KANDAHAR, Afghanistan - A suicide bomber on a motorcycle attacked a border police patrol on Monday in southern Afghanistan, killing a policeman, as clashes and a roadside bomb elsewhere left nine people dead, officials said.

Four other policemen were seriously wounded when the bomber struck the police vehicle in the Spin Boldak district of Kandahar province, said border security police commander Gen. Abdul Raziq.

In neighbouring Helmand province, police discovered and tried to defuse a remote-controlled roadside bomb Monday in Nad Ali district, but it exploded, killing two policemen and two civilians, said provincial police chief Mohammad Hussain Andiwal. Four other civilians were wounded.

In the Zhari district of Kandahar, three Taliban militants were killed in a battle between police and NATO troops on Sunday, the Interior Ministry said in a statement. Another militant was detained during the operation, it said.

In neighbouring Uruzgan province, a clash between NATO troops and Taliban insurgents near Tirin Kot, the provincial capital, left two civilians killed and five others wounded on Friday, the alliance said in a statement.

The violence followed a roadside bomb attack on NATO's International Security Assistance Force soldiers, the statement said.

"The dead are a child and an adult; the injured included three children,'' the statement said.

There were no ISAF casualties.

"ISAF sincerely regrets the loss of those civilians and is saddened that casualties were caused as a result of a deliberate attack against ISAF forces that was instigated by the insurgents,'' the statement said.
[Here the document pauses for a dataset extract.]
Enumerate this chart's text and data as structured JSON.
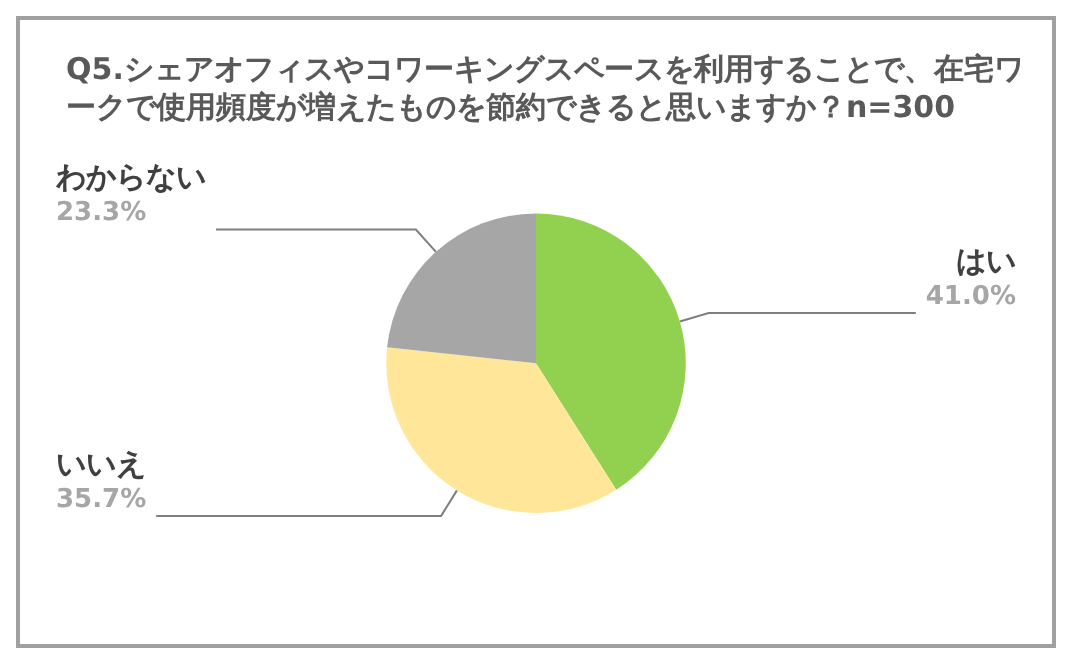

Civilians are often caught in the line of fire during fighting between the Taliban and international forces or during airstrikes by foreign troops because insurgents hide among civilian homes.

Afghan President Hamid Karzai last year pleaded repeatedly with NATO and the U.S.-led coalition to coordinate more closely with their Afghan counterparts to prevent civilian casualties.

Last year, insurgency-related violence left more than 6,500 people dead -- a record number -- including nearly 900 civilians, according to an Associated Press tally of figures from Western and Afghan officials.